Difference between revisions of "North East Scotland"
Revision as of 23:18, 1 June 2012
North East Scotland is in Scotland, one of the four countries that make up the United Kingdom of Great Britain and Northern Ireland. This is the part of Scotland to the north of the Central Belt and east of the Highlands which has long been known as good farming and fishing territory, but has of late come into considerable wealth because of its location as a base for the North Sea offshore oil industry.
Cities and Towns
Glamis Castle Glamis Castle (Pronounced Glam-Z) is situated beside the village of Glamis in Angus, Scotland. It is the home of the Earl and Countess of Strathmore and Kinghorne, and is open to the public. Glamis Castle has been the home of the Lyon family since the 14th century, though the present building dates largely from the 17th century.
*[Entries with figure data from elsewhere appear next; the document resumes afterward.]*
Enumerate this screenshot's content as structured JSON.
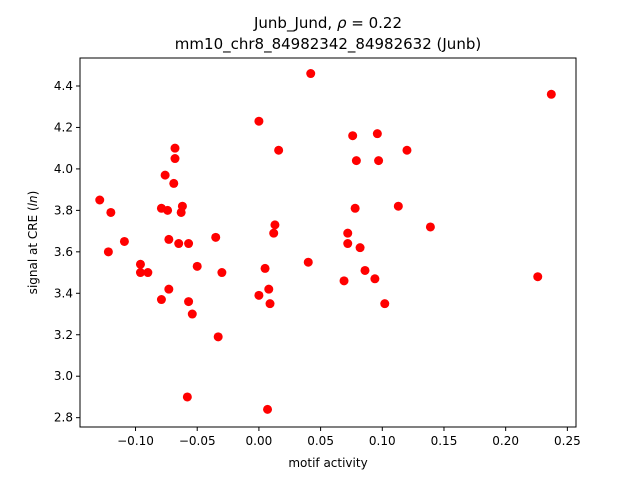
{
  "chart_data": {
    "type": "scatter",
    "title_line1": "Junb_Jund, ",
    "title_rho_symbol": "ρ",
    "title_rho_value": " = 0.22",
    "title_line2": "mm10_chr8_84982342_84982632 (Junb)",
    "xlabel": "motif activity",
    "ylabel_prefix": "signal at CRE (",
    "ylabel_italic": "ln",
    "ylabel_suffix": ")",
    "xlim": [
      -0.145,
      0.257
    ],
    "ylim": [
      2.755,
      4.535
    ],
    "xticks": [
      -0.1,
      -0.05,
      0.0,
      0.05,
      0.1,
      0.15,
      0.2,
      0.25
    ],
    "xtick_labels": [
      "−0.10",
      "−0.05",
      "0.00",
      "0.05",
      "0.10",
      "0.15",
      "0.20",
      "0.25"
    ],
    "yticks": [
      2.8,
      3.0,
      3.2,
      3.4,
      3.6,
      3.8,
      4.0,
      4.2,
      4.4
    ],
    "ytick_labels": [
      "2.8",
      "3.0",
      "3.2",
      "3.4",
      "3.6",
      "3.8",
      "4.0",
      "4.2",
      "4.4"
    ],
    "grid": false,
    "marker_color": "#ff0000",
    "points": [
      {
        "x": -0.129,
        "y": 3.85
      },
      {
        "x": -0.12,
        "y": 3.79
      },
      {
        "x": -0.122,
        "y": 3.6
      },
      {
        "x": -0.109,
        "y": 3.65
      },
      {
        "x": -0.096,
        "y": 3.54
      },
      {
        "x": -0.096,
        "y": 3.5
      },
      {
        "x": -0.09,
        "y": 3.5
      },
      {
        "x": -0.079,
        "y": 3.81
      },
      {
        "x": -0.074,
        "y": 3.8
      },
      {
        "x": -0.076,
        "y": 3.97
      },
      {
        "x": -0.068,
        "y": 4.1
      },
      {
        "x": -0.068,
        "y": 4.05
      },
      {
        "x": -0.069,
        "y": 3.93
      },
      {
        "x": -0.062,
        "y": 3.82
      },
      {
        "x": -0.063,
        "y": 3.79
      },
      {
        "x": -0.073,
        "y": 3.66
      },
      {
        "x": -0.065,
        "y": 3.64
      },
      {
        "x": -0.057,
        "y": 3.64
      },
      {
        "x": -0.079,
        "y": 3.37
      },
      {
        "x": -0.073,
        "y": 3.42
      },
      {
        "x": -0.05,
        "y": 3.53
      },
      {
        "x": -0.057,
        "y": 3.36
      },
      {
        "x": -0.054,
        "y": 3.3
      },
      {
        "x": -0.058,
        "y": 2.9
      },
      {
        "x": -0.035,
        "y": 3.67
      },
      {
        "x": -0.03,
        "y": 3.5
      },
      {
        "x": -0.033,
        "y": 3.19
      },
      {
        "x": 0.0,
        "y": 4.23
      },
      {
        "x": 0.016,
        "y": 4.09
      },
      {
        "x": 0.013,
        "y": 3.73
      },
      {
        "x": 0.012,
        "y": 3.69
      },
      {
        "x": 0.005,
        "y": 3.52
      },
      {
        "x": 0.008,
        "y": 3.42
      },
      {
        "x": 0.0,
        "y": 3.39
      },
      {
        "x": 0.009,
        "y": 3.35
      },
      {
        "x": 0.007,
        "y": 2.84
      },
      {
        "x": 0.042,
        "y": 4.46
      },
      {
        "x": 0.04,
        "y": 3.55
      },
      {
        "x": 0.069,
        "y": 3.46
      },
      {
        "x": 0.072,
        "y": 3.69
      },
      {
        "x": 0.072,
        "y": 3.64
      },
      {
        "x": 0.076,
        "y": 4.16
      },
      {
        "x": 0.079,
        "y": 4.04
      },
      {
        "x": 0.078,
        "y": 3.81
      },
      {
        "x": 0.082,
        "y": 3.62
      },
      {
        "x": 0.086,
        "y": 3.51
      },
      {
        "x": 0.096,
        "y": 4.17
      },
      {
        "x": 0.097,
        "y": 4.04
      },
      {
        "x": 0.094,
        "y": 3.47
      },
      {
        "x": 0.102,
        "y": 3.35
      },
      {
        "x": 0.113,
        "y": 3.82
      },
      {
        "x": 0.12,
        "y": 4.09
      },
      {
        "x": 0.139,
        "y": 3.72
      },
      {
        "x": 0.226,
        "y": 3.48
      },
      {
        "x": 0.237,
        "y": 4.36
      }
    ]
  }
}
Glamis was the childhood home of Elizabeth Bowes-Lyon, who married King George VI, and was later known as Queen Elizabeth The Queen Mother. Her second daughter, Princess Margaret, was born there. The castle is protected as a category A listed building, and the grounds are included on the Inventory of Gardens and Designed Landscapes in Scotland, the national listing of significant gardens
Over the years numerous traditional Scottish dishes have been created in North East Scotland, and no trip to the region would be complete without trying the local cuisine.
The Forfar Bridie
Originating from the county town of Angus, Forfar. Bridies are said "to have been 'invented' by a local baker in the 1850s." The name may refer to the pie's frequent presence on wedding menus, or to Margaret Bridie of Glamis, "who sold them at the Buttermarket in Forfar." They are made from pastry filled with mince (with or without onion), steak or even chicken, with butter and beef suet, salt and pepper. Similar to pasties, but because they are made without potatoes, they are much lighter in texture. Bakers in Forfar traditionally use shortcrust pastry for their bridies, but in the rest of Scotland, flaky pastry is preferred (It is possible in butchers or even fishmongers in Forfar to find flaky pastry bridies). Before being baked, the bridie's filling is placed on pastry dough, which is then folded into a semi-circular or triangular shape; finally, the edges are crimped. If the baker pokes one hole in the top of a bridie, it is understood to be plain, or without onions. Those that do include onions have two holes. the bridie continues to be a popular snack in Forfar with many locals eating them for lunch at the weekend.
The Arbroath Smokie
Arbroath smokies are a type of smoked haddock – a speciality of the town of Arbroath in Angus. The Arbroath Smokie originated in the small fishing village of Auchmithie, three miles northeast of Arbroath. Local legend has it a store caught fire one night, destroying barrels of haddock preserved in salt. The following morning, the people found some of the barrels had caught fire, cooking the haddock inside. Inspection revealed the haddock to be quite tasty. Towards the end of the 19th century, as Arbroath's fishing industry died, the Town Council offered the fisherfolk from Auchmithie land in an area of the town known as the fit o' the toon. It also offered them use of the modern harbour. Much of the Auchmithie population then relocated, bringing the Arbroath Smokie recipe with them. Today, some 15 local businesses produce Arbroath smokies, selling them in major supermarkets in the UK and online. In 2004, the European Commission registered the designation "Arbroath smokies" as a Protected Geographical Indication under the EU's Protected Food Name Scheme, acknowledging its unique status.